Italo Calvino – La vita

Un letterato in una famiglia di scienziati

Italo Calvino nasce il 15 ottobre 1923 a Santiago di Las Vegas, nell’isola di Cuba, dove i genitori risiedono per lavoro. Il padre è agronomo, la madre è laureata in scienze naturali, il fratello è geologo.

I luoghi dell’infanzia

La famiglia lascia Cuba per trasferirsi a Sanremo quando Italo ha soltanto due anni: i suoi ricordi di infanzia e adolescenza sono quindi legati alla città ligure. Calvino manifesta presto l’interesse per la letteratura e la propensione alla fantasia, accompagnati da uno spirito di osservazione e analisi ereditato dai genitori.

La partecipazione alla Resistenza e l’attività politica e letteraria

Compiuti gli studi liceali, si iscrive alla facoltà di agraria dell’università di Torino; sono gli anni della seconda guerra mondiale; dopo l’8 settembre 1943, Calvino si unisce ai partigiani comunisti della brigata Garibaldi che opera sulle montagne della Liguria.

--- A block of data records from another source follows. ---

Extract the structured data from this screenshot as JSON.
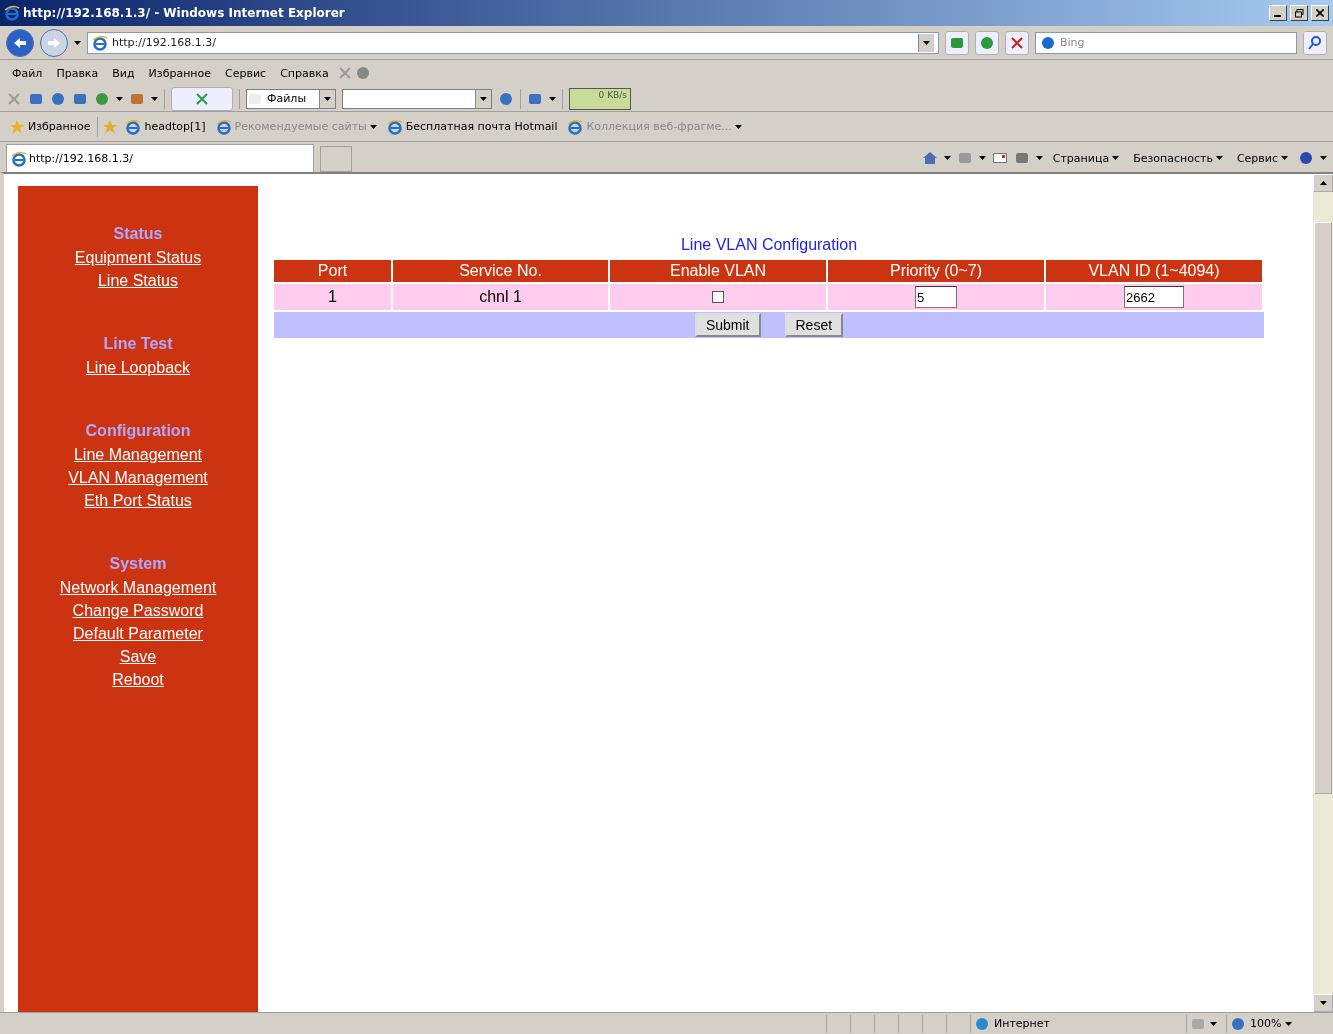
{
  "window": {
    "title": "http://192.168.1.3/ - Windows Internet Explorer"
  },
  "address_bar": {
    "url": "http://192.168.1.3/"
  },
  "search": {
    "placeholder": "Bing"
  },
  "menu": [
    "Файл",
    "Правка",
    "Вид",
    "Избранное",
    "Сервис",
    "Справка"
  ],
  "toolbar": {
    "dropdown": "Файлы",
    "speed": "0 KB/s"
  },
  "favorites": {
    "label": "Избранное",
    "items": [
      {
        "label": "headtop[1]",
        "disabled": false,
        "has_menu": false
      },
      {
        "label": "Рекомендуемые сайты",
        "disabled": true,
        "has_menu": true
      },
      {
        "label": "Бесплатная почта Hotmail",
        "disabled": false,
        "has_menu": false
      },
      {
        "label": "Коллекция веб-фрагме...",
        "disabled": true,
        "has_menu": true
      }
    ]
  },
  "tabs": [
    {
      "label": "http://192.168.1.3/",
      "selected": true
    }
  ],
  "command_bar": [
    "Страница",
    "Безопасность",
    "Сервис"
  ],
  "sidebar": {
    "sections": [
      {
        "heading": "Status",
        "links": [
          "Equipment Status",
          "Line Status"
        ]
      },
      {
        "heading": "Line Test",
        "links": [
          "Line Loopback"
        ]
      },
      {
        "heading": "Configuration",
        "links": [
          "Line Management",
          "VLAN Management",
          "Eth Port Status"
        ]
      },
      {
        "heading": "System",
        "links": [
          "Network Management",
          "Change Password",
          "Default Parameter",
          "Save",
          "Reboot"
        ]
      }
    ]
  },
  "form": {
    "title": "Line VLAN Configuration",
    "columns": [
      "Port",
      "Service No.",
      "Enable VLAN",
      "Priority (0~7)",
      "VLAN ID (1~4094)"
    ],
    "rows": [
      {
        "port": "1",
        "service": "chnl 1",
        "enable_vlan": false,
        "priority": "5",
        "vlan_id": "2662"
      }
    ],
    "buttons": [
      "Submit",
      "Reset"
    ]
  },
  "status_bar": {
    "zone": "Интернет",
    "zoom": "100%"
  }
}
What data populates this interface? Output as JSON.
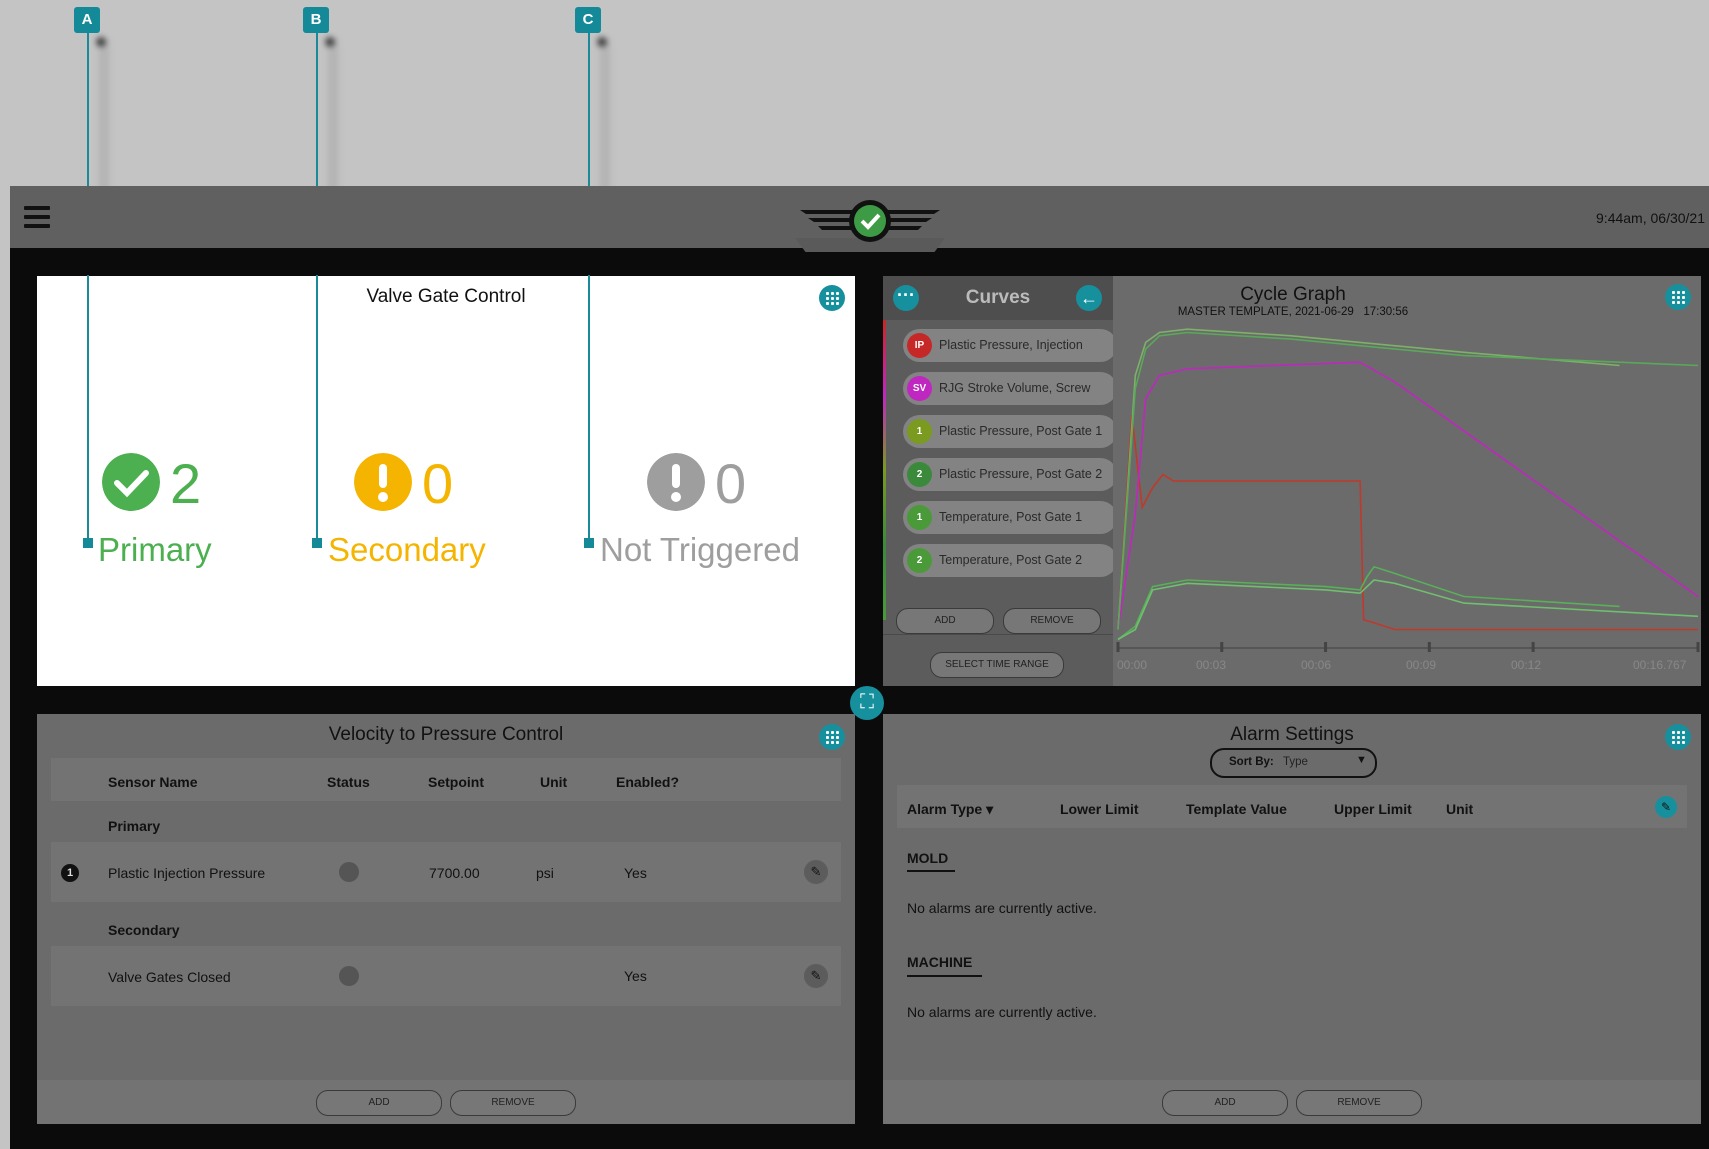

Terminata la guerra, aderisce al Partito comunista italiano e collabora alla rivista “Il Politecnico”, fondata e diretta da Elio Vittorini. Si iscrive poi alla facoltà di lettere, sempre a Torino, e consegue la laurea nel 1947. Stabilito nel capoluogo piemontese, entra nella redazione della casa editrice Einaudi. All’interno del gruppo degli intellettuali che lavorano presso l’editore, egli condivide l’entusiasmo di quella linea culturale di sinistra che, dopo la caduta del fascismo, aspira a una società basata sulla giustizia sociale. Tra gli anni Quaranta e Cinquanta collabora al quotidiano del Pci “L’Unità”, condividendo l’idea di “intellettuale impegnato”: egli, infatti, partecipa attivamente alla vita politica della sinistra e affronta nelle sue opere problematiche sociali e politiche con spirito progressista.

L’abbandono del PCI

Ma nel 1957, in seguito alla repressione sovietica in Ungheria, Calvino, come altri intellettuali, decide di abbandonare il Pci: egli è convinto, infatti, che l’impegno da perseguire deve essere non tanto di tipo politico quanto morale.

Il periodo del “Menabò” e gli anni parigini

Tra gli anni Cinquanta e Sessanta dirige, con Vittorini, la rivista “Il Menabò”. Nel 1964 sposa l’argentina Esther Judith Singer; una traduttrice dall’inglese, e con lei si trasferisce a Parigi nel 1967, dove abita fino al 1980. Continua a collaborare con la casa editrice Einaudi e con i maggiori quotidiani italiani ed entra in contatto con il gruppo d’Avanguardia “Oulipo” e con il suo esponente principale, Raymond Queneau, la cui influenza è determinante nella sua narrativa di quegli anni ispirata alla tecnica combinatoria.

Il ritorno in Italia e la morte

Nel 1980 torna in Italia, a Roma, dove pubblica alcuni saggi; nel 1985 riceve l’invito dalla Harvard University degli Stati Uniti a tenere un ciclo di conferenze su temi letterari. Proprio mentre sta preparando i testi delle lezioni, muore a Siena il 19 settembre 1985.